En parallèle, Générations Futures alimente un site rassemblant les témoignages en France de victimes des pesticides, collabore à la réalisation de documentaires sur les effets dévastateurs des pesticides sur la santé des agriculteurs et organise chaque année la Semaine pour les alternatives aux pesticides, un moyen alternatif de rendre visibles toutes les initiatives développées sur le territoire français et qui prouvent que des modèles agricoles sans pesticides existent et sont viables. Mais le terrain reste difficilement praticable, compte tenu de la complexité des thématiques abordées : « Il est plus simple de montrer l’horreur des abattoirs que les effets invisibles des pesticides sur la santé et l’environnement« , déplore le président de l’association.
http://www.youtube.com/watch?v=U3Ezfjz0xvA
Division du travail et élite associative
Compaigner, Social media manager, chargé de campagne sectorielle, agent d’influence … autant de spécialités et de compétences nouvelles que les organisations non-gouvernementales ont dû intégré à leurs organigrammes. « Les ONG ont aujourd’hui divisé le travail selon les compétences nouvelles de leurs personnels, analyse Sylvie Ollitrault. Il existe un véritable champ d’emplois associatifs dans lequel les profils sont nouveaux, très internationalisés, en terme de diplôme comme de connaissances, de plus en plus sont binationaux, tous sont bilingues et ont souvent beaucoup voyagé. C’est une forme d’élite associative où les amateurs n’ont plus leur place dans les rangs des ONG internationales et de plus en plus au sein des ONG nationales« .
Dans les locaux de Greenpeace France, dans le 10è arrondissement de Paris, un nouveau poste a récemment été créé : celui d’une chargée de campagne juridique, dont la mission est d’identifier tous les potentiels d’action juridique dans les campagnes de l’ONG, avec la possibilité par exemple d’intenter un procès afin d’accélérer une action ou de la faire aboutir. « Nous essayons chez Greenpeace d’avoir une vraie diversité de profils. On peut ainsi recruter des gens déjà passé par les ONG, d’autres qui viennent de la fonction publique, de l’administration locale, d’un cabinet ministériel, ou encore du privé, détaille Jean-François Julliard. Pour demander des changements concrets aux entreprises, aux administrations ou aux institutions, il est préférable d’en comprendre le fonctionnement, les leviers ou le ton que l’on doit employer« .

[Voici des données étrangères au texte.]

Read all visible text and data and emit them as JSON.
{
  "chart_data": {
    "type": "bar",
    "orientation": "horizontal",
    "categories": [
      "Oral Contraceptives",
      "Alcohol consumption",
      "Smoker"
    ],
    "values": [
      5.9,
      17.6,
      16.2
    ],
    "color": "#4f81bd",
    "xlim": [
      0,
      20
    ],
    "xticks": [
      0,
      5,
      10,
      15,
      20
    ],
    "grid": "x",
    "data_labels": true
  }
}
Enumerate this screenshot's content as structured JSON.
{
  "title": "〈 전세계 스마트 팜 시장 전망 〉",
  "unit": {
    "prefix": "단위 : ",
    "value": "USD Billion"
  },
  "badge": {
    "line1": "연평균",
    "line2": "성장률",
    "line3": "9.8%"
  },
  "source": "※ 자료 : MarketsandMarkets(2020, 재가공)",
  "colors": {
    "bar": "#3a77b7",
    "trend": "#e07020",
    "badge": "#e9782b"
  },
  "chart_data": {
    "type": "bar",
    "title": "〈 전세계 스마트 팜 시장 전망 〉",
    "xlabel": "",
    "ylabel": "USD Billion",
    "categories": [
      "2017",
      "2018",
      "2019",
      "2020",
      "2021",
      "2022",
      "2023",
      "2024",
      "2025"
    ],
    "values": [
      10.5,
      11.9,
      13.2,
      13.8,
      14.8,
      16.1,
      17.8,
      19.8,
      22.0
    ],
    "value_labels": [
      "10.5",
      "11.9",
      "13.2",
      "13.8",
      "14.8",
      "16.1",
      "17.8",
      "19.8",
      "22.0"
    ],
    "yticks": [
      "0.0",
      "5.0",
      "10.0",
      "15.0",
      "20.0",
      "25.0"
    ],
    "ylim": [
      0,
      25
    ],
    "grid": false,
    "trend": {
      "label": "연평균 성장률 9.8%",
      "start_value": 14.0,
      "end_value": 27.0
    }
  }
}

Chez Générations Futures et L214, où les structures sont encore à taille humaine, les salariés ont dû faire preuve d’adaptabilité et de polyvalence. « Il est important de faire la différence entre les grosses et les petites ONG. Chez Générations Futures, notre travail a de nombreuses facettes : rédaction de rapport, intermédiation avec les laboratoires d’analyse, compétences en agronomie, relations publiques, communication… Nous connaissons tout le prisme de notre domaine d’action et de nos campagnes« , précise François Veillerette qui dresse le même constat que Brigitte Gothière au sein de L214. Si la polyvalence et l’adaptabilité ne s’apprennent pas encore à la fac, de nombreux cursus universitaires ont été créés autour de thématiques comme le développement durable, l’écologie, la gestion de campagne ou le management humanitaire. « Les salaires ne sont traditionnellement pas très attractifs dans les ONG, mais de plus en plus de jeunes entament des études pour travailler dans des organisations comme la nôtre, témoigne Marie Yared. Certains font même des écoles de commerce avec l’ambition de verdire le monde de l’entreprise et de réduire ses impacts néfastes sur l’environnement ou les modes de consommation. C’est totalement nouveau« .
À mesure que se professionnalisent les ONG environnementales et du développement durable, qui sait, des hordes de jeunes militants utopistes et sur-diplômés viendront peut-être bientôt gonfler leurs rangs, et faire de leurs idéaux écolos une réalité un peu plus palpable.